Information retrieval in medicine: The electronic medical record as a new domain

Catherine Arnott Smith, PhD

ASIS&T Annual Meeting - 2006 (ASIS&T 2006)
Austin, Texas, November 3-9, 2006


“The medical record is a material form of public memory,” Berg (1996) writes, “a structured distributing and collecting device, where all tasks concerning a patient’s trajectory must begin and end…” [Italics original;

p. 510]. Structured distributing and collecting devices are the natural interest of information science. Unfortunately, of the 130 articles published about medicine in almost 36 years of JASIST, although 70 (54%) deal with information retrieval, communication and the work processes behind them, only 2 of these articles (1.5%) have focused on the medical record.

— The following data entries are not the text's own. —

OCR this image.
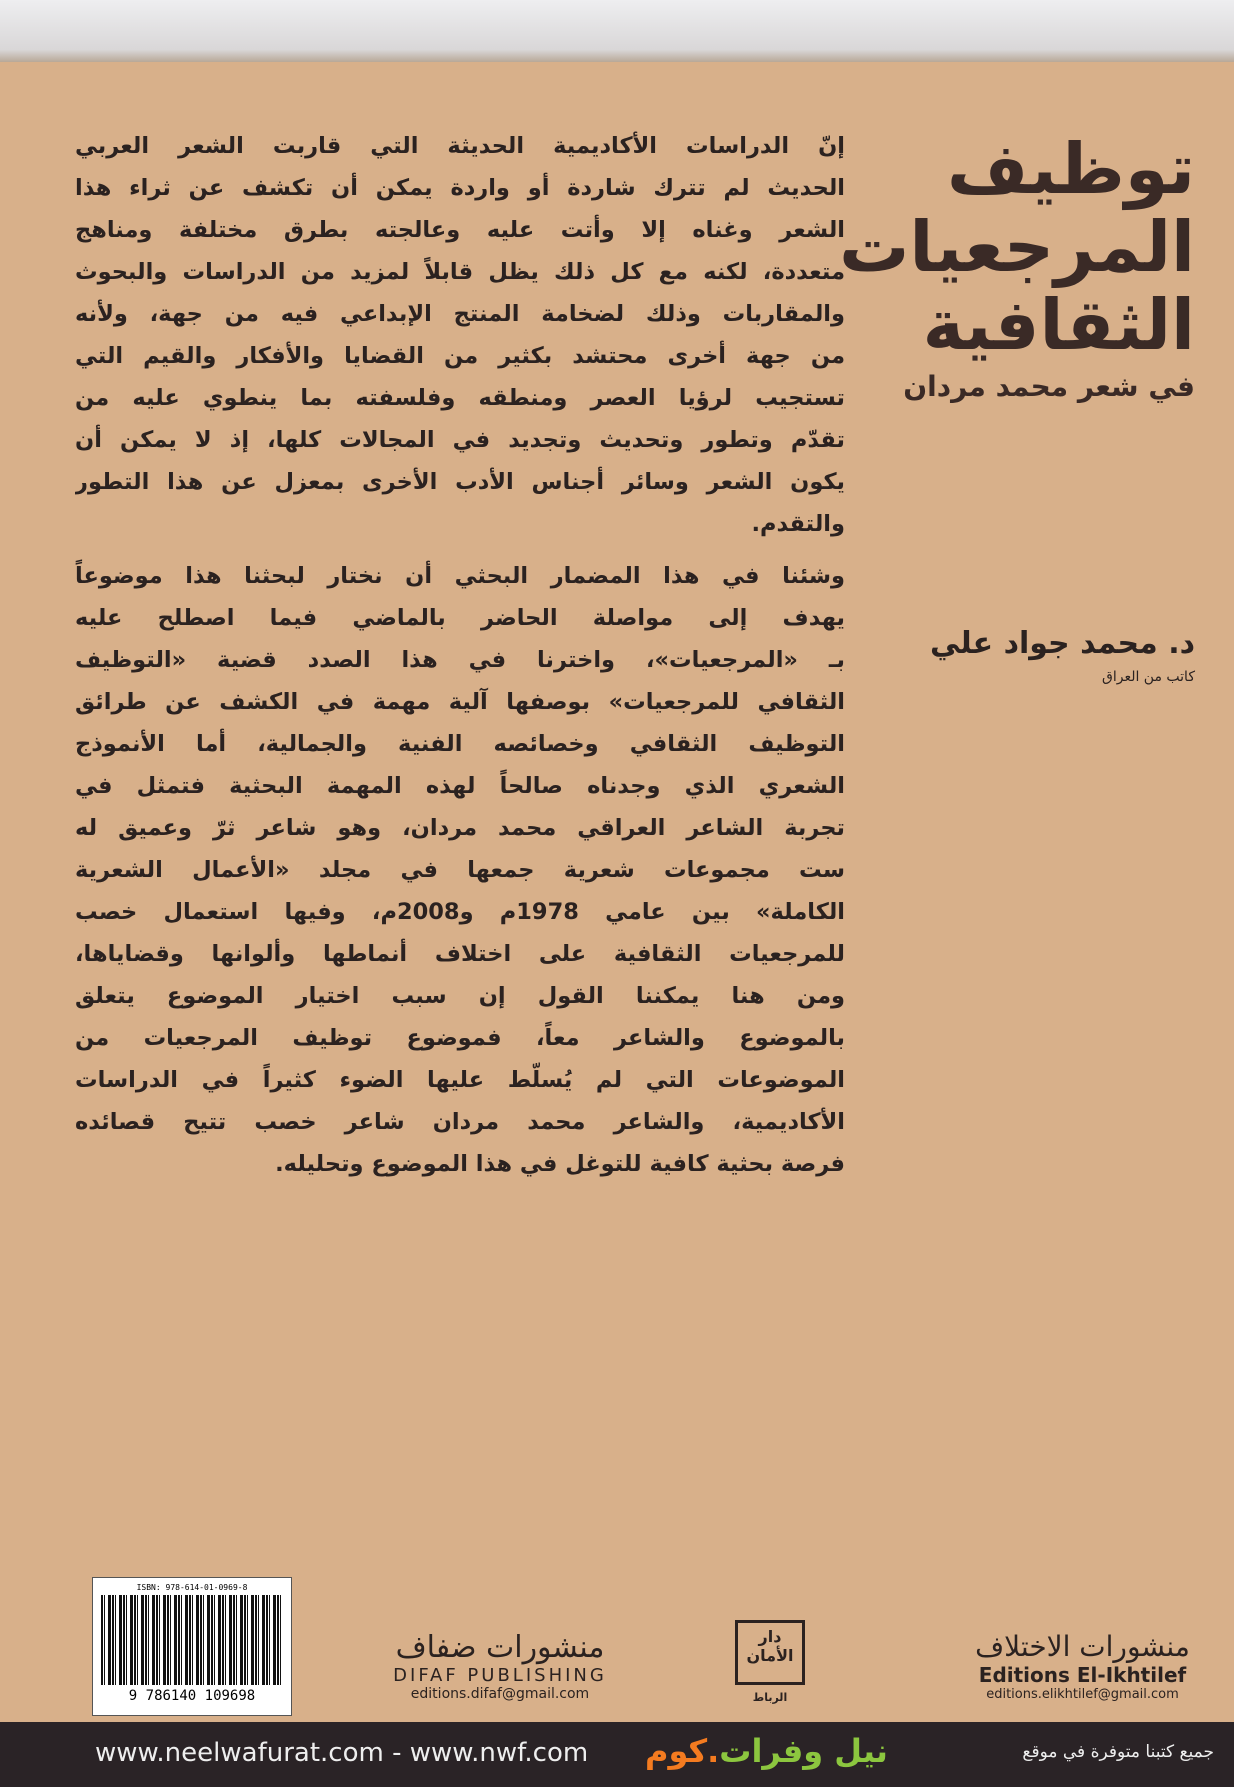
توظيف
المرجعيات
الثقافية
في شعر محمد مردان
د. محمد جواد علي
كاتب من العراق
إنّ الدراسات الأكاديمية الحديثة التي قاربت الشعر العربي
الحديث لم تترك شاردة أو واردة يمكن أن تكشف عن ثراء هذا
الشعر وغناه إلا وأتت عليه وعالجته بطرق مختلفة ومناهج
متعددة، لكنه مع كل ذلك يظل قابلاً لمزيد من الدراسات والبحوث
والمقاربات وذلك لضخامة المنتج الإبداعي فيه من جهة، ولأنه
من جهة أخرى محتشد بكثير من القضايا والأفكار والقيم التي
تستجيب لرؤيا العصر ومنطقه وفلسفته بما ينطوي عليه من
تقدّم وتطور وتحديث وتجديد في المجالات كلها، إذ لا يمكن أن
يكون الشعر وسائر أجناس الأدب الأخرى بمعزل عن هذا التطور
والتقدم.
وشئنا في هذا المضمار البحثي أن نختار لبحثنا هذا موضوعاً
يهدف إلى مواصلة الحاضر بالماضي فيما اصطلح عليه
بـ «المرجعيات»، واخترنا في هذا الصدد قضية «التوظيف
الثقافي للمرجعيات» بوصفها آلية مهمة في الكشف عن طرائق
التوظيف الثقافي وخصائصه الفنية والجمالية، أما الأنموذج
الشعري الذي وجدناه صالحاً لهذه المهمة البحثية فتمثل في
تجربة الشاعر العراقي محمد مردان، وهو شاعر ثرّ وعميق له
ست مجموعات شعرية جمعها في مجلد «الأعمال الشعرية
الكاملة» بين عامي 1978م و2008م، وفيها استعمال خصب
للمرجعيات الثقافية على اختلاف أنماطها وألوانها وقضاياها،
ومن هنا يمكننا القول إن سبب اختيار الموضوع يتعلق
بالموضوع والشاعر معاً، فموضوع توظيف المرجعيات من
الموضوعات التي لم يُسلّط عليها الضوء كثيراً في الدراسات
الأكاديمية، والشاعر محمد مردان شاعر خصب تتيح قصائده
فرصة بحثية كافية للتوغل في هذا الموضوع وتحليله.
ISBN: 978-614-01-0969-8
9 786140 109698
منشورات ضفاف
DIFAF PUBLISHING
editions.difaf@gmail.com
دار الأمان
الرباط
منشورات الاختلاف
Editions El-Ikhtilef
editions.elikhtilef@gmail.com
www.neelwafurat.com - www.nwf.com	نيل وفرات.كوم	جميع كتبنا متوفرة في موقع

The most fundamental function of the medical record, whether paper or electronic, has been to document both the knowledge domains of clinical practice, and the work processes and practices that support and maintain the operation of these domains. The content of electronic health records (EHRs) reflects this multiplicity of needs and audiences. It is a mix of highly structured numeric data and excessively unstructured and idiosyncratic narrative text; increasingly, images are included as well. In fact, any information can be part of the medical record that is relevant for clinical decision making. This data makes its way into the record via voice transcription, data feed from machines, or conversion from paper. The body of existing information retrieval work most relevant to the medical record as a base for experiment is the work called “passage retrieval” defined as “the task of identifying and extracting fragments from large, or short but heterogeneous full text documents” (Melucci, 1998, p. 44).

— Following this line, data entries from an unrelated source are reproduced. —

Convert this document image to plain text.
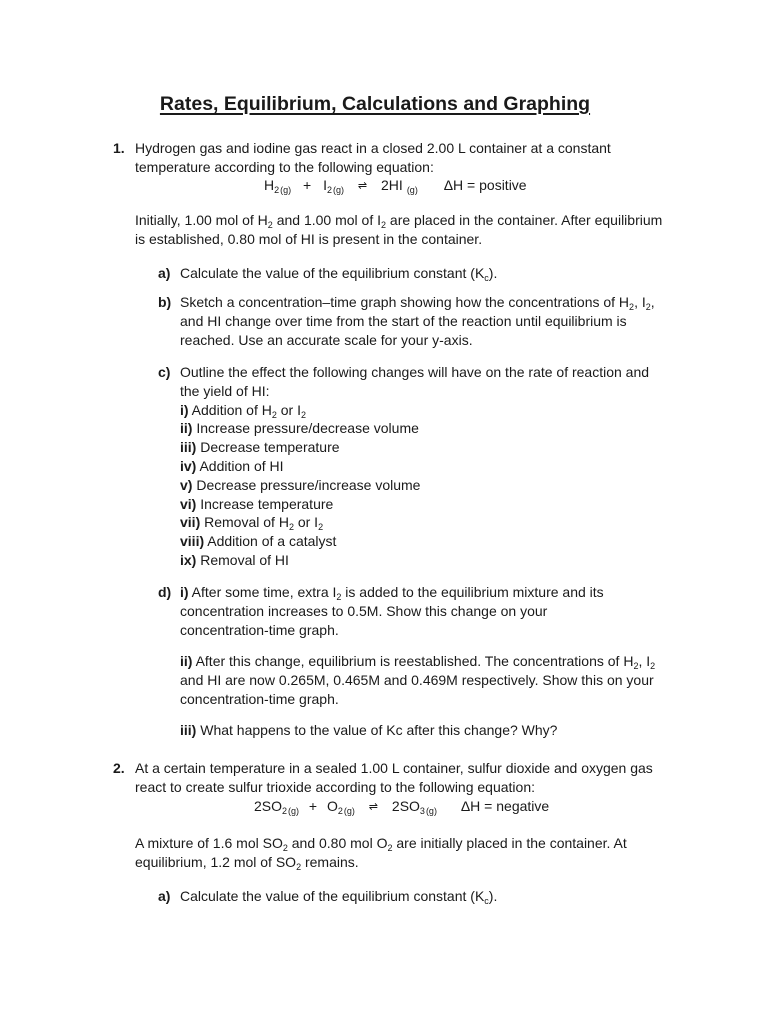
Rates, Equilibrium, Calculations and Graphing
1. Hydrogen gas and iodine gas react in a closed 2.00 L container at a constant

temperature according to the following equation:

$H_{2(g)} + I_{2(g)}$ ⇌ 2HI $_{(g)}$ ΔH = positive

Initially, 1.00 mol of $H_2$ and 1.00 mol of $I_2$ are placed in the container. After equilibrium

is established, 0.80 mol of HI is present in the container.

a) Calculate the value of the equilibrium constant $(K_c)$.
b) Sketch a concentration–time graph showing how the concentrations of $H_2$, $I_2$,

and HI change over time from the start of the reaction until equilibrium is

reached. Use an accurate scale for your y-axis.

c) Outline the effect the following changes will have on the rate of reaction and

the yield of HI:

i) Addition of $H_2$ or $I_2$

ii) Increase pressure/decrease volume

iii) Decrease temperature

iv) Addition of HI

v) Decrease pressure/increase volume

vi) Increase temperature

vii) Removal of $H_2$ or $I_2$

viii) Addition of a catalyst

ix) Removal of HI

d) i) After some time, extra $I_2$ is added to the equilibrium mixture and its

concentration increases to 0.5M. Show this change on your

concentration-time graph.

ii) After this change, equilibrium is reestablished. The concentrations of $H_2$, $I_2$

and HI are now 0.265M, 0.465M and 0.469M respectively. Show this on your

concentration-time graph.

iii) What happens to the value of Kc after this change? Why?

2. At a certain temperature in a sealed 1.00 L container, sulfur dioxide and oxygen gas

react to create sulfur trioxide according to the following equation:

$2SO_{2(g)} + O_{2(g)}$ ⇌ $2SO_{3(g)}$ ΔH = negative

A mixture of 1.6 mol $SO_2$ and 0.80 mol $O_2$ are initially placed in the container. At

equilibrium, 1.2 mol of $SO_2$ remains.

a) Calculate the value of the equilibrium constant $(K_c)$.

This paper presents a document-centered approach to the EHR as an information retrieval problem. It is clear that passage retrieval researchers working in the field of information science have seen similar values in document passages as have researchers in medical informatics. Without either literature acknowledging the other, workers in both camps have identified the same potential in document structure, labels, specificity and explicit hierarchies of knowledge for signaling relevance to the reader. The National Health Information Infrastructure Initiative ( identifies academics and researchers as natural stakeholders, like clinicians and caregivers, in enabling better healthcare through better information sharing (National Committee on Vital and Health Statistics, 2003). Information science has much to contribute to the health information technology arena and to electronic health records in particular: their development, their maintenance, and most importantly their improvement to serve the needs of diverse users.